Google has recently announced Google Present as part of their free Google Apps. It’s a pretty cool AJAXy interface familiar to anyone who’s worked with one the many slide programs. One killer feature is that it will import PowerPoint files, even some of the ugly old ones. You can publish them online as I’ve done here with a Y2K presentation from the dFPUG Conference. The import came over with pretty good fidelity, far better than the original HTML export that PowerPoint 9 attempted. So far, so good. But what happens if you’re planning on doing a presentation and can’t trust the internet will be available (important safety tip here, folks: you can’t trust the internet to be available. Murphy has a special place in his heart for presentations)? Even better news: Google Apps also lets you download a copy of this. It comes down as a ZIP file, handy to throw on a USB tab (you should save an unzipped copy, too) and put in a different bag than the one that holds your laptop. It unZIPs to an HTML file and a couple folders holding the CSS, JavaScript, images and supporting files to run the show and runs from a local disk. You could upload this version to your web site, too, and look what you get: a slick slideshow with slides, fonts and graphics that scale to size of the screen (essential when you discover the projector can only handle 800×600!) and redraw pretty snappily.
Finally, S5 has a competitor! This one looks promising.
Max Spevack: FC6 end of life is December 7
Max Spevack blogs fedora core 6 end of life is december 7:
Those of you who dont read the fedora-devel-announce list but who do read Fedora Planet will probably be interested in this reminder: Fedora 8 will be released on Thursday November 8th, 2007. According to our policy of “supporting release X until one month after release X 2”, Fedora Core 6s end of life date will be Friday December 7th, 2007. Fedora Core 6 Zod was released on October 24th, 2006. Its total supported lifespan will end up being 13.5 months. Fedora 7 will be supported until about 1 month after Fedora 9 is released.
This is the Paradox of Change: we want our software to evolve, keep moving forward, improving, but we hate the costs of upkeep. Backup, reinstall, reconfigure, restore, tweak, update, etc. is a long process, though worthwhile. Bear in mind that this is fedora’s legacy: it’s for folks who like to surf the cutting edge, at the cost of flatten-and-restore. If you want more stable choices, there are many, at the cost of not getting to play with (and risk getting cut on the sharp edges of) the latest stuff.
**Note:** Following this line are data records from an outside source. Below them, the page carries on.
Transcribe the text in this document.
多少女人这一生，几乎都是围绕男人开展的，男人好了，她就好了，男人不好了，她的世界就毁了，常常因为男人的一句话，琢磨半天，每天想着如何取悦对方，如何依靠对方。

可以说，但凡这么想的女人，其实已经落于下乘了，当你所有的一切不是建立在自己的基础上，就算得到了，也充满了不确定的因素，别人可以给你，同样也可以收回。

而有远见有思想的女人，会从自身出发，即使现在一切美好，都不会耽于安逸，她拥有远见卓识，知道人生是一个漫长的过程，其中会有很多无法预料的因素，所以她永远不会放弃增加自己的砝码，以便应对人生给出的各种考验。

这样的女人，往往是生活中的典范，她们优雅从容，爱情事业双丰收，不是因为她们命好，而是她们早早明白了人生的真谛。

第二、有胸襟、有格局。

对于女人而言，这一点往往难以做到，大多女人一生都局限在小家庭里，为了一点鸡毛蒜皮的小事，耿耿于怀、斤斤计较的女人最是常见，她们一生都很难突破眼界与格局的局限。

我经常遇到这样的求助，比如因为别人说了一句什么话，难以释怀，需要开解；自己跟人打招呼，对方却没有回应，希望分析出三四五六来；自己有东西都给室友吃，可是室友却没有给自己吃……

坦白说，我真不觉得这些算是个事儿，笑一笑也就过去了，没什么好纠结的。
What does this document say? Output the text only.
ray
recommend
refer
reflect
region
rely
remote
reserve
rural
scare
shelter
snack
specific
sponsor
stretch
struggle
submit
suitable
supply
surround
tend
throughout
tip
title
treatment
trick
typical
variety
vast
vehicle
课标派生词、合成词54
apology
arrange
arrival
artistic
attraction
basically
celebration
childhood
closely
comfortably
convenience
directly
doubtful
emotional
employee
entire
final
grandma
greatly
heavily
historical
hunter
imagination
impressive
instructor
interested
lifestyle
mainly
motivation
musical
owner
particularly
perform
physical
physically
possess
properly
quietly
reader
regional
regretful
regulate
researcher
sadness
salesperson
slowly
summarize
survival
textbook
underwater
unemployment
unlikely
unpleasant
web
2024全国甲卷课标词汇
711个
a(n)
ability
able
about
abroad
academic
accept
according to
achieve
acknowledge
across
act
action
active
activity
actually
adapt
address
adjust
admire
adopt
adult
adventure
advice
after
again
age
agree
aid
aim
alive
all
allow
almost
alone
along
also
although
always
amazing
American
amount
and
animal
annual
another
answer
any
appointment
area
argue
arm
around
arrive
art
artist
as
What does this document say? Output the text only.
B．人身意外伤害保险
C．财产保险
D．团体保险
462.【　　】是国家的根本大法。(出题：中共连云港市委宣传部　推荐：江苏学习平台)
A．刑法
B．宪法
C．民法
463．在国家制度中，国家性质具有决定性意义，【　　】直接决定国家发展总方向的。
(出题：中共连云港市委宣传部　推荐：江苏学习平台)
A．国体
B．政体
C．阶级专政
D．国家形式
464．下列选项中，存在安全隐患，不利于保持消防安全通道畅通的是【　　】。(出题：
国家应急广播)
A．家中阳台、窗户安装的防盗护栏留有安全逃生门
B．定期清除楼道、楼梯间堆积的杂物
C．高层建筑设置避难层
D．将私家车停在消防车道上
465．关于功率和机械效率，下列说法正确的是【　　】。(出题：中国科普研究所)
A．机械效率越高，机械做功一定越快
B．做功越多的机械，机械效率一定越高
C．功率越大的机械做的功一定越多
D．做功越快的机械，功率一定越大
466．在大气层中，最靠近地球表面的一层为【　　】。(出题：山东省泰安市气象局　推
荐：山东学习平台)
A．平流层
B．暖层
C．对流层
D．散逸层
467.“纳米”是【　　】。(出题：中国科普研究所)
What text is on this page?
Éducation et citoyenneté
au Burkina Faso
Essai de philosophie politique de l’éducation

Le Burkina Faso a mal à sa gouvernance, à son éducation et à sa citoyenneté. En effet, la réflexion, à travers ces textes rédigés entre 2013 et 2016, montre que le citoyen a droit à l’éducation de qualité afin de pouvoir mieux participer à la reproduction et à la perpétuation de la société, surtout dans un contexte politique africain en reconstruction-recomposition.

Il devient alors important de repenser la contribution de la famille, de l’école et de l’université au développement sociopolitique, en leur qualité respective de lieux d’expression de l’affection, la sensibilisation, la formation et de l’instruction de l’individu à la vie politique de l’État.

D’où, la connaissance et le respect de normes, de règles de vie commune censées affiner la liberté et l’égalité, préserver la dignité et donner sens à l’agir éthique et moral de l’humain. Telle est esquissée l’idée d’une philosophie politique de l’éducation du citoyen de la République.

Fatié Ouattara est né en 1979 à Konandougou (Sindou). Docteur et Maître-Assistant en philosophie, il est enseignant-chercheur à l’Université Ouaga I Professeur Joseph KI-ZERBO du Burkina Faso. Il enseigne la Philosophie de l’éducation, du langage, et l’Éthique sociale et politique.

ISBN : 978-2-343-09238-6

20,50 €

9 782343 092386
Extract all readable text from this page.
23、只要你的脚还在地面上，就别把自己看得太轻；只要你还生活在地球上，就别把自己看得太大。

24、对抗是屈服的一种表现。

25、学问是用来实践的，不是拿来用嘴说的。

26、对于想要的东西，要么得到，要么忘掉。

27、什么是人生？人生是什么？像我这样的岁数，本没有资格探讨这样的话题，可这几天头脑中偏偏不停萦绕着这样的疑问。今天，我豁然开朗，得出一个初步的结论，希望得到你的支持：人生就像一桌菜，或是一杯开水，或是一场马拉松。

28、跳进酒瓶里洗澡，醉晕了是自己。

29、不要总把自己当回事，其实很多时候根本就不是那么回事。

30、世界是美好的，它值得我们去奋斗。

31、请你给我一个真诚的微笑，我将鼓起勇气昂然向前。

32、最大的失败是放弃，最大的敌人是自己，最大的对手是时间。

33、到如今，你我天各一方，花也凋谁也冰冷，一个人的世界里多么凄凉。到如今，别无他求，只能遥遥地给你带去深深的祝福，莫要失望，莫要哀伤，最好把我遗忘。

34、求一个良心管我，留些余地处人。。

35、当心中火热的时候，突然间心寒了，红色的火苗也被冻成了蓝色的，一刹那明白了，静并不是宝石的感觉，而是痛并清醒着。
Someone at last Thursday’s LUG meeting asked about the feasibility of upgrading an Ubuntu install done “middle of last year” with the latest 7.10 release, and the folks were skeptical, at best. I recently tried an in-place upgrade of 7.04 to 7.10, but that was a pretty clean and fresh install and it went well. Others have not been so fortunate. The best practices of Freemanizing™ a machine (backup, format, install from scratch, clean installs of new versions, copy over data, preferences, scripts and settings) still has some merit, I think.